Eva Husson (Bang Gang (A Modern Love Story)) returns to the Festival with a timely war film about survival and sisterhood centred on the “Girls of the Sun,” a battalion of women fighting to take back their homes from ISIS extremists in Iraqi Kurdistan.
Girls of the Sun
Translating the experiences of war to the big screen has predominantly been the domain of male directors. With her second full-length feature, writer-director Eva Husson, TIFF Platform and now Cannes Competition alum, brings all the action, emotion, and suspense that you'd expect from a film set on the front lines of a war zone, but with a distinctive and refreshing female gaze.
Girls of the Sun follows an impassioned war correspondent, Mathilde (Emmanuelle Bercot), into the Daesh battleground of northwestern Iraqi Kurdistan, where she is embedded with a unit of female peshmerga fighters. Led by Bahar (Golshifteh Farahani), the unit is made up of women formerly held captive, many as sex slaves, by Daesh following the massacre of their husbands and the kidnapping of their children.

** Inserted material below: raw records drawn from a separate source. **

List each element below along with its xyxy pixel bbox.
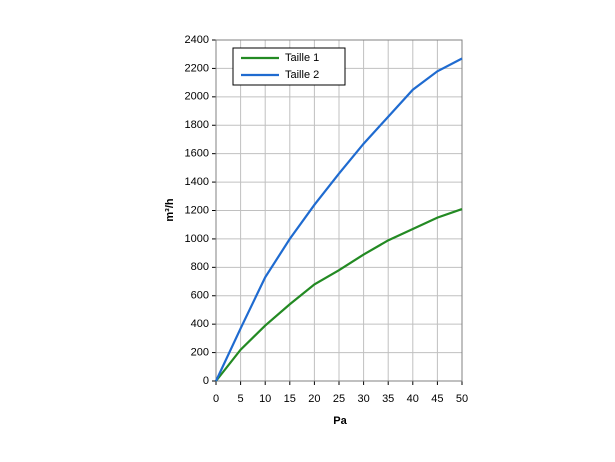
x-axis-label: Pa (333, 415, 347, 427)
y-axis-label: m³/h (164, 198, 176, 222)
legend-box (232, 47, 346, 86)
y-tick-label: 0 (203, 375, 209, 387)
legend-label: Taille 2 (285, 69, 319, 81)
y-tick-label: 1200 (185, 204, 209, 216)
x-tick-label: 30 (357, 393, 369, 405)
y-tick-label: 2400 (185, 34, 209, 46)
x-tick-label: 15 (284, 393, 296, 405)
x-tick-label: 45 (431, 393, 443, 405)
y-tick-label: 1000 (185, 233, 209, 245)
y-tick-label: 1800 (185, 119, 209, 131)
data-line (215, 57, 463, 382)
y-tick-label: 1600 (185, 148, 209, 160)
y-tick-label: 800 (191, 261, 209, 273)
x-tick-label: 50 (456, 393, 468, 405)
y-tick-label: 200 (191, 346, 209, 358)
y-tick-label: 600 (191, 290, 209, 302)
legend-label: Taille 1 (285, 52, 319, 64)
x-tick-label: 0 (213, 393, 219, 405)
x-tick-label: 20 (308, 393, 320, 405)
y-tick-label: 1400 (185, 176, 209, 188)
data-line (215, 208, 463, 382)
x-tick-label: 10 (259, 393, 271, 405)
x-tick-label: 40 (407, 393, 419, 405)
y-tick-label: 2000 (185, 91, 209, 103)
x-tick-label: 35 (382, 393, 394, 405)
x-tick-label: 5 (238, 393, 244, 405)
x-tick-label: 25 (333, 393, 345, 405)
y-tick-label: 400 (191, 318, 209, 330)
y-tick-label: 2200 (185, 62, 209, 74)
plot-border (215, 39, 463, 382)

Seamlessly weaving between the harrowing pasts that brought them together and their perilous present, Husson highlights the shared suffering that strengthens their bond and their will to fight to get their village, and their families, back.
Though operating here at a much larger scale, as in her debut feature Bang Gang (A Modern Love Story) Husson deftly presents the stories of individual characters within her larger ensemble narrative. She consistently chooses to highlight the camaraderie shared by the female fighters over the violence they inflict; her characters are soldiers, yes, but they are also women, and people, first. Thwarting expectations, Husson challenges our notions of the roles of women both on the battlefield and behind the camera and, through her characters' unrelenting pursuit of freedom, reminds us to never give up hope.